I actually think this really needs to be investigated in the editor, so reassigning back. It's unlikely to get fixed in
nb6 for two reasons - first nb6 is in high resistance, but more importantly we don't have the fix. I'm sorry.
Comment 13 Jan Becicka 2008-02-01 14:17:07 UTC
This is not a P2 bug according bug priority guidelines.

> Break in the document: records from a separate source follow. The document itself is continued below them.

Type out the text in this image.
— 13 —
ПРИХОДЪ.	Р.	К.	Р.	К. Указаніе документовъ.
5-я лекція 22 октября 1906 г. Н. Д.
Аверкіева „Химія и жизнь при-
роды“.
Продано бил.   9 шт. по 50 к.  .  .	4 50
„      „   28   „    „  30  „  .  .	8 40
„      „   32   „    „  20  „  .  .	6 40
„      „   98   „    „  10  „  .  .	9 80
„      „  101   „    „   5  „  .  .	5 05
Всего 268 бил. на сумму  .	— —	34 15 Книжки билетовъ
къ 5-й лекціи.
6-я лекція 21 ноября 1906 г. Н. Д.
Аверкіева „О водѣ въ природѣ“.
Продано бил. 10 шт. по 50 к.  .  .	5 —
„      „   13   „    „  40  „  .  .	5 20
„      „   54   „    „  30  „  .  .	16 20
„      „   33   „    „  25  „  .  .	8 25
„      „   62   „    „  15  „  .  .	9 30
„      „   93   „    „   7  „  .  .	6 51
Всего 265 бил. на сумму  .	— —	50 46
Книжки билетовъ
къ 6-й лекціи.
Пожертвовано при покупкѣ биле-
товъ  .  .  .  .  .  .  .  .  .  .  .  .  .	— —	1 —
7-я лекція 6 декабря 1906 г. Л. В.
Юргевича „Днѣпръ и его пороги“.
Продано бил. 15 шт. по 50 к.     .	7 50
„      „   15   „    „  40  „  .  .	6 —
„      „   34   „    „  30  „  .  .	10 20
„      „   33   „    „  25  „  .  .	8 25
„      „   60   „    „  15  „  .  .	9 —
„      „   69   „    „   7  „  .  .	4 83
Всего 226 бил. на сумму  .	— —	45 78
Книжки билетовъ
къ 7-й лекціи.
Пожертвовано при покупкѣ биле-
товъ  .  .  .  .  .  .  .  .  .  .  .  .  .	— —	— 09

http://qa.netbeans.org/bugzilla/bug_priority_guidelines.html
Comment 14 Vitezslav Stejskal 2008-04-21 13:53:03 UTC
*** Issue 133261 has been marked as a duplicate of this issue. ***
Comment 15 Vitezslav Stejskal 2008-09-05 13:01:38 UTC
This is all different in Nb 6.5. First, there is no checkbox in Tools-Options for controlling text AA. The IDE simply
does whatever the JVM it is running on does. That is, with JDK6 running on a system where JVM can detect system specific
text AA settings (eg. Win XP/Vista, GTK based window manager on linux, ...), these settings are used. With JDK5 or when
running on a system where text AA settings can't be detected no text AA is used. The exception to this is Mac OS X where
we force text AA even when JVM can't detect the OS AA settings. There is also '-J-Dswing.aatext=<true|false>' property,
which can be used to control text AA in the rare cases when the system default are not acceptable. Also, please note
that there are different algorithms for text AA available in JDK6, but they can only be used on systems where JVM can
detect system wide text AA settings. On Mac or other systems when forced by swing.aatext=true the default AA algorithm
(eg RenderingHints.VALUE_TEXT_ANTIALIASING_ON) is used.